As it turned out, she had a plan. I thought that it was cruel at the time, yet it turned out to be highly effective. I wasn't allowed to have any of the stuff in the bag, nor was I allowed to keep my ever-so-important stick of concealer. The deal was that for each week that I didn't bite my fingernails, one item of my choice would be returned to me. Desperate to retrieve my makeup and to get my hands on everything in the drugstore bag, I concentrated heavily on my schoolwork, instead of biting my nails and worrying about what people thought of me. Over the next few weeks, I was thrilled to watch my nails grow. By the time I earned the certificate to have my hair cut and restyled, my nails were so long that my mother also treated me to a manicure while we were at the salon. And as time wore on, I began to see that I was getting through the rough spot, just as she had promised I would. I liked that I received so many compliments on my hands and hair, but more than that, I was proud of myself for sticking with the deal and improving myself in the process—so proud, as a matter of fact, that I failed to notice my acne slowly clearing up. And I couldn't have cared less about what's-his-name. He quickly became a distant memory as I began to date many different boys, some of whom broke my heart and others whose hearts I broke.

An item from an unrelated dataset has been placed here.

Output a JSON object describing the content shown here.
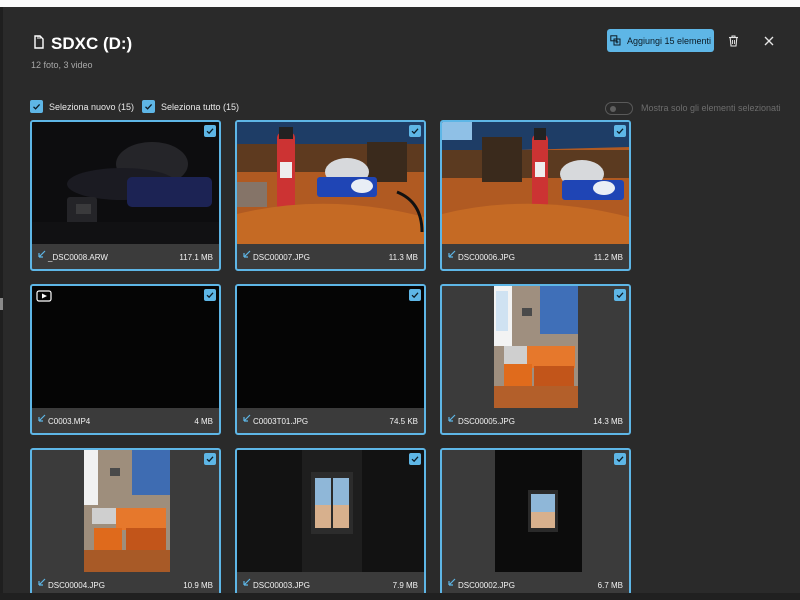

Though it certainly wasn't my last acne outbreak, bad hair day or crushed spirit, I did learn something. I will hold with me forever my mother's words of wisdom: "One day you'll look back on this and wonder why you were ever so upset."
Years later, after several ups and downs in my life, I look back and realize that I did come through it all and I am the better for it. I only hope that if one day I have a daughter who is experiencing the struggles of adolescence, I will be as understanding, helpful and creative as my mother was with me.